— Кахан приглашает тебя остановиться в одной из его юрт, — сказал приземистый охранник. Это не было сформулировано как приглашение, но Коджу это не волновало. Команда означала палатку, а в палатке было бы тепло.
Охотно следуя за охранником, Коджа шел медленно, иногда спотыкаясь о пучки травы, которые пробивали тонкую корку снега. Его усталое тело едва замечало это. За ним последовал слуга, ведя лошадь священника. Наконец охранник остановился и отодвинул в сторону полог из войлочного ковра. Коджа вошел, и слуга занес его вещи. Усталость навалилась на него; священник, пошатываясь, подошел к куче ковров и мягко рухнул на них, погружаясь в блаженный сон.
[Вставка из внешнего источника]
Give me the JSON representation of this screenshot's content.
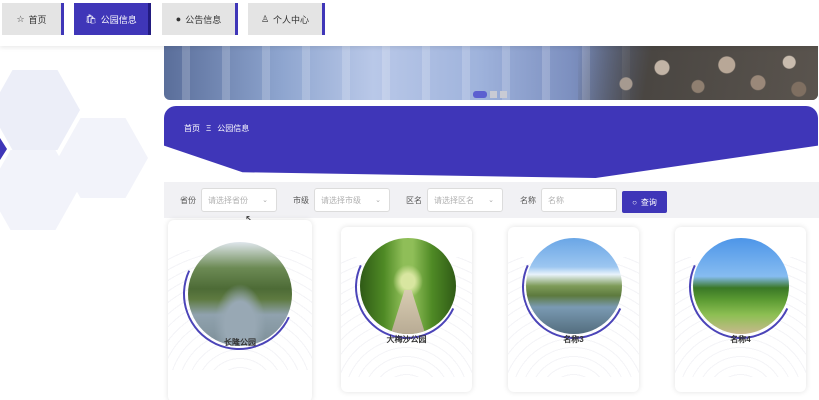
{
  "nav": {
    "tabs": [
      {
        "label": "首页",
        "icon": "star-icon",
        "active": false
      },
      {
        "label": "公园信息",
        "icon": "bag-icon",
        "active": true
      },
      {
        "label": "公告信息",
        "icon": "info-icon",
        "active": false
      },
      {
        "label": "个人中心",
        "icon": "user-icon",
        "active": false
      }
    ]
  },
  "banner": {
    "carousel_count": 3,
    "carousel_active_index": 0
  },
  "breadcrumb": {
    "home": "首页",
    "separator": "Ξ",
    "current": "公园信息"
  },
  "search": {
    "province_label": "省份",
    "province_placeholder": "请选择省份",
    "city_label": "市级",
    "city_placeholder": "请选择市级",
    "district_label": "区名",
    "district_placeholder": "请选择区名",
    "name_label": "名称",
    "name_placeholder": "名称",
    "search_button": "查询"
  },
  "parks": [
    {
      "name": "长隆公园"
    },
    {
      "name": "大梅沙公园"
    },
    {
      "name": "名称3"
    },
    {
      "name": "名称4"
    }
  ],
  "colors": {
    "accent": "#3f36b8",
    "search_bg": "#f1f1f4"
  }
}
Солнце стояло высоко над восточным горизонтом, когда Коджа проснулся от чьих-то криков за пределами его юрты. — Лама Коджа, посланник Хазарии, выходи.
Коджа расправил свою помятую от сна одежду и шагнул через дверь юрты. Снаружи стояли четверо гвардейцев, одетых в черные одежды телохранителей кахана. На них были высокие шапки из соболя, шкуры вывернуты наизнанку, так что кожа была снаружи. В косы мужчин были вплетены серебряные диски и кисточки из голубой пряжи. С их поясов свисали длинные прямые мечи, серебряная фурнитура поблескивала на солнце. Коджа прищурился и заслонил глаза от яркого света.
— Ямун Кахан, Прославленный Император Туйгана, приказывает тебе предстать перед ним, — сказал один, выходя вперед из ряда остальных.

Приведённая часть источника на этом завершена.